Judgement has been reserved in the Telstra (ASX: TLS) case versus Australian Competition and Consumer Commission (ACCC), Vocus Communications (ASX: VOC) and iiNet (ASX: IIN) subsidiaries as Telstra continues to maintain that it acted in accordance with its underground duct access pricing contract.
Judgement has been reserved for a court sitting later in 2014.
The dispute dates back to 2013 when Vocus Fibre, iiNet's Adam Internet and Chime Communications appealed the underground access price to the ACCC.
Presiding at the New South Wales Federal Court today, Justices Besanko, Middleton and Griffiths heard arguments from lawyers acting on behalf of Telstra, Vocus and the ACCC.
The court heard that Telstra was entitled to increase the underground duct access pricing 12 per cent over the consumer price index (CPI) under its contract with Vocus.
Telstra’s defence team also pointed out that in clause 63 of the <i>Telecommunications Act</i>, the telco can make price increases within a 12 month period.
Justices Besanko, Middleton and Griffiths asked Mr Archibald, representing Telstra, what the telco would do if its appeal was dismissed and court costs needed to be paid.
“We shouldn’t have to pay the ACCC’s costs,” Archibald replied.
The original dispute went to court in January 2014 after the ACCC determined that it had jurisdiction to act as arbitrator in the dispute.
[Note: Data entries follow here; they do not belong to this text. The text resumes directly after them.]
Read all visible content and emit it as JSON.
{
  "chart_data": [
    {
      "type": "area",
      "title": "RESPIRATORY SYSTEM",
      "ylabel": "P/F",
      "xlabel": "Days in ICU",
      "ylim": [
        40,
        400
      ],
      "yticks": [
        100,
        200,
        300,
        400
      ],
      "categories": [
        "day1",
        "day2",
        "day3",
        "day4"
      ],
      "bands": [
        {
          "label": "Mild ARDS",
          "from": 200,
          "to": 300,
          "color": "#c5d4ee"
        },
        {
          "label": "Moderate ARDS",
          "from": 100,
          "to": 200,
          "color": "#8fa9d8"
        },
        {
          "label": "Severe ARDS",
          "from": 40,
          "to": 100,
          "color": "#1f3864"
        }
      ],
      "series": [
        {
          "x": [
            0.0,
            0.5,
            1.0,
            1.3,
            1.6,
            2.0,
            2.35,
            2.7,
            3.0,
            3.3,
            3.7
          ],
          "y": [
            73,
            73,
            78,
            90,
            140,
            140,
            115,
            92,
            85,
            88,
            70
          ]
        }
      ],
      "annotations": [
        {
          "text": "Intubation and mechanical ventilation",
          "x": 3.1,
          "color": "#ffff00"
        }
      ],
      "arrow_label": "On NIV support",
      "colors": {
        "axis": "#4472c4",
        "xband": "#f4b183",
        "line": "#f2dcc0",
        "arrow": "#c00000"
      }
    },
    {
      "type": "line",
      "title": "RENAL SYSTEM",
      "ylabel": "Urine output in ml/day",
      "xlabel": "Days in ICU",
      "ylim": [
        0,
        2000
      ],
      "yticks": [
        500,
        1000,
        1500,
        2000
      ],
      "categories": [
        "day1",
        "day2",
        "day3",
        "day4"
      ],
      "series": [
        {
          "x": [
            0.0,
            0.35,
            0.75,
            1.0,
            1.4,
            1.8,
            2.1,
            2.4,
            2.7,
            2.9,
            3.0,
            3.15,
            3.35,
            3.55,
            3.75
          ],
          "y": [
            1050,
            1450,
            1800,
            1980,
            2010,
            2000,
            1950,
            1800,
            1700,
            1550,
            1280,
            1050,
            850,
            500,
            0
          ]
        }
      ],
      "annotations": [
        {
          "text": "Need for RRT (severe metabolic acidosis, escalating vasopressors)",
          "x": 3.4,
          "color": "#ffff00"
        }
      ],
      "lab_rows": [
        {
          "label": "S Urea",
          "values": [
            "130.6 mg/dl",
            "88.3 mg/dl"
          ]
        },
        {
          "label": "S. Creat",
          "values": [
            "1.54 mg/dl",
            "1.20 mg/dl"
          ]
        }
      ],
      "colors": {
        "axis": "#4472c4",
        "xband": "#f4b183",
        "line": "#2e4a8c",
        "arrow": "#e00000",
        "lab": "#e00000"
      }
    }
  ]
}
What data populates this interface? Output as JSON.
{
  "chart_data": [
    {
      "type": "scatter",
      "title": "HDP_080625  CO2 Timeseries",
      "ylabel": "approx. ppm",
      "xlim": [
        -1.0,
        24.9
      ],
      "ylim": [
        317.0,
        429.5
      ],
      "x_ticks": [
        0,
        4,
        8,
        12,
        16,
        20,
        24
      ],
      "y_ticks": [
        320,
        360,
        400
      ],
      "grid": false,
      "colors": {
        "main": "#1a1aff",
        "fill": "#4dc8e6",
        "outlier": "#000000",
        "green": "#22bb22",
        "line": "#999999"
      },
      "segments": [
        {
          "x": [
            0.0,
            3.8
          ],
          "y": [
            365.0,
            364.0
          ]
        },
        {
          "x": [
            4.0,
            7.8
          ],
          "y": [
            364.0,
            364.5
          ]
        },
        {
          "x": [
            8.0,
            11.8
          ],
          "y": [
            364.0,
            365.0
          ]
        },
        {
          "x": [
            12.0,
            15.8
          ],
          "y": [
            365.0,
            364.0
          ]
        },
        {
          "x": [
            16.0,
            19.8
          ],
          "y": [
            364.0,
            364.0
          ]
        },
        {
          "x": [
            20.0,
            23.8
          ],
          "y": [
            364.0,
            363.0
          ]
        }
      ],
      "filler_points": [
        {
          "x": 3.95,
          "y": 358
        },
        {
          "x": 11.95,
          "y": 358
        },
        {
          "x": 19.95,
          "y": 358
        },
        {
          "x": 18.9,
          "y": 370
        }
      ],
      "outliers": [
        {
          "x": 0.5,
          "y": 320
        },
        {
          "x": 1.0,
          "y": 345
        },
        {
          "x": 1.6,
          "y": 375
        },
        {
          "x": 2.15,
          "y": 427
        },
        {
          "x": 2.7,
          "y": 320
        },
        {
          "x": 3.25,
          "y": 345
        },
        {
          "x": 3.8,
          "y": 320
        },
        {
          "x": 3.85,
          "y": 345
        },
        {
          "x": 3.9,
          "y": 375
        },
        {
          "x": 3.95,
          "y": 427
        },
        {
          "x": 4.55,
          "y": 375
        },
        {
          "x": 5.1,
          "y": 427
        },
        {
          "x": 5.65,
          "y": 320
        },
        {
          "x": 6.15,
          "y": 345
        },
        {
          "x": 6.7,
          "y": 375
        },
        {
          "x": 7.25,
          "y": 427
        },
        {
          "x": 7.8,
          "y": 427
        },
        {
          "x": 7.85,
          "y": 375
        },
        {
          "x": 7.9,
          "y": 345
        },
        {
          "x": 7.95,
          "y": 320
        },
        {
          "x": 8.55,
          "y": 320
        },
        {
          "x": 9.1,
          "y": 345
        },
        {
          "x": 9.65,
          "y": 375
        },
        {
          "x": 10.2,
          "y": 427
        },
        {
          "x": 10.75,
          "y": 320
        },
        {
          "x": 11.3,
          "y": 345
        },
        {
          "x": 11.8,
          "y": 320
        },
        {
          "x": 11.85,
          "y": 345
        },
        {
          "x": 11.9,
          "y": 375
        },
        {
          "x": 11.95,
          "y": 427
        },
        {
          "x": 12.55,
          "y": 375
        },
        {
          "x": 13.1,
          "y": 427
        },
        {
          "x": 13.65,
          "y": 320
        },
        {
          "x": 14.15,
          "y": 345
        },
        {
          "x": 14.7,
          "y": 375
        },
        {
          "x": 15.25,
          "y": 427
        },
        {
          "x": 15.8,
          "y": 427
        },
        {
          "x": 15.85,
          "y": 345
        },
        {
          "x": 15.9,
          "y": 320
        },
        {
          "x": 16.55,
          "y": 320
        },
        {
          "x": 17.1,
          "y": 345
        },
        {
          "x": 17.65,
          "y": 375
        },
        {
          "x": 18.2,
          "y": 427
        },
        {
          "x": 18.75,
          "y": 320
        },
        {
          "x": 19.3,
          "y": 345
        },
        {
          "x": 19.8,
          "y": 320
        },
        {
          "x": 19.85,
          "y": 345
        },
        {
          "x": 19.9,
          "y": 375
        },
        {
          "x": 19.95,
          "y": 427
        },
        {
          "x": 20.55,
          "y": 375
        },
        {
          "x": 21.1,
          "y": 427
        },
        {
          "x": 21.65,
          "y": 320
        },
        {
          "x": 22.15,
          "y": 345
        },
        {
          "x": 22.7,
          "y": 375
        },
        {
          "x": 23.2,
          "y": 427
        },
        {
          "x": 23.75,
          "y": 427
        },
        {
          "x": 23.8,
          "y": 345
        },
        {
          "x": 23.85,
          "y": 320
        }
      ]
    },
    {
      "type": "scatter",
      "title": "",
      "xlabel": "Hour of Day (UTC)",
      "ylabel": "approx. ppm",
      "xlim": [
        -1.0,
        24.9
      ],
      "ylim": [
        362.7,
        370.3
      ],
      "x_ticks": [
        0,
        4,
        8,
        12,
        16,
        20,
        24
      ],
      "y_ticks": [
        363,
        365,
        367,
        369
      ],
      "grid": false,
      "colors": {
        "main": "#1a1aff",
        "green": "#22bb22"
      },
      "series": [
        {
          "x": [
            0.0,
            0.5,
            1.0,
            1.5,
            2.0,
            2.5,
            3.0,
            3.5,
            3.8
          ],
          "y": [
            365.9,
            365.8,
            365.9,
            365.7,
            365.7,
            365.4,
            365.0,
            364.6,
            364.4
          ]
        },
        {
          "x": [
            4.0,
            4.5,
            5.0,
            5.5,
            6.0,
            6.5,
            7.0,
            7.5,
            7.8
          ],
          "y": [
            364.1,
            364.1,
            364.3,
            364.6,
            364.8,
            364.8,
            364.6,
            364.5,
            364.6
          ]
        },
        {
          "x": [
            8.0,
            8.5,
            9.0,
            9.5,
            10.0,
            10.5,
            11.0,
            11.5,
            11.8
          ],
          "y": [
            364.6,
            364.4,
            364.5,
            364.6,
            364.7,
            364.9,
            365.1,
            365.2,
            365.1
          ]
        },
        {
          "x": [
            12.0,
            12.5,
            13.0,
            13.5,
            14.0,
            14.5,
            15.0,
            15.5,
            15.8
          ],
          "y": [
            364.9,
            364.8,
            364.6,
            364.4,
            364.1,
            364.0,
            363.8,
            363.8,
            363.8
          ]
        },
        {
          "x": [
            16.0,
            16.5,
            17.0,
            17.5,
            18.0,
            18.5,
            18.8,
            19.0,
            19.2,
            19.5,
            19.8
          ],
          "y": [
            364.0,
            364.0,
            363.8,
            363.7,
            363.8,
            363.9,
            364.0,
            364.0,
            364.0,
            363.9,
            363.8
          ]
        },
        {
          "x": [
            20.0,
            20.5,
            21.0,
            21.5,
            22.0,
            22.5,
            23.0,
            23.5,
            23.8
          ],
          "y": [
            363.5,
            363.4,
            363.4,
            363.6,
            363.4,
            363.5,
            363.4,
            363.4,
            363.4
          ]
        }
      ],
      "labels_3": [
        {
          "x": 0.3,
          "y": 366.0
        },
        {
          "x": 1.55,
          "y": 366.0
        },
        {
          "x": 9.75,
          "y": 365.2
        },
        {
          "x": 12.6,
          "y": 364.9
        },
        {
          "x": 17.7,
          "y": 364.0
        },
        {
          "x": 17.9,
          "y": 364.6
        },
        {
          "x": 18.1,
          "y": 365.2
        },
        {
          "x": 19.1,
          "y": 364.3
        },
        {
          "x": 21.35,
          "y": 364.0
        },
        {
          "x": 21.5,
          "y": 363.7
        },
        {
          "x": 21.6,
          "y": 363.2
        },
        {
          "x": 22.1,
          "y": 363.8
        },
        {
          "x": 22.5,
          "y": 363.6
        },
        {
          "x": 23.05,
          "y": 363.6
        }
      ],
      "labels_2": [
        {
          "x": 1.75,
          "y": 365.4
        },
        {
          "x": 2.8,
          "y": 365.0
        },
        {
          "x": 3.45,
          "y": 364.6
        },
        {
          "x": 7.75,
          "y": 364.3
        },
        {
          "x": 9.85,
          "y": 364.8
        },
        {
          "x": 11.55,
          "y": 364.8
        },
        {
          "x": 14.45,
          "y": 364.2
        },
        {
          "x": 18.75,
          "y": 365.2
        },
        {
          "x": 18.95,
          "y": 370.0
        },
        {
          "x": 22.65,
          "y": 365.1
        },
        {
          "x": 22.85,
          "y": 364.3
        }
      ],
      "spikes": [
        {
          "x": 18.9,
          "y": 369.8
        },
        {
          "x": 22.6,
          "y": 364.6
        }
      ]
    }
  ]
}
At the time, a Telstra spokesman said the price increase was applied under the standard terms of a wholesale contract with the ISPs.
In March, Justice Flick rejected Telstra’s argument that the ACCC had no jurisdiction to arbitrate the dispute and ordered the telco to pay the costs of the respondents.
ACCC chairman Rod Sims said the watchdog organisation welcomed the clarification of its jurisdiction to arbitrate access disputes.
"The arbitration of these disputes will now proceed. As the arbitrations are conducted in private, the ACCC will not be making any further public comment," he said in a statement during March.
An iiNet spokesperson said the ISP would now cooperate with the ACCC in an attempt to end the long-running dispute over fair and reasonable access to the "incumbent’s legacy network".
However, in April, Telstra lodged a formal appeal in the NSW Federal Court.
At the time, a Telstra spokeswoman told Computerworld Australia that it was appealing the judgement because it disagreed with the decision by Justice Flick.
“We are seeking clarification on some important points relating to our contractual relationship with these customers,” the spokeswoman said.
“We have acted in accordance with our contract and as such we believe there are no grounds for the dispute.”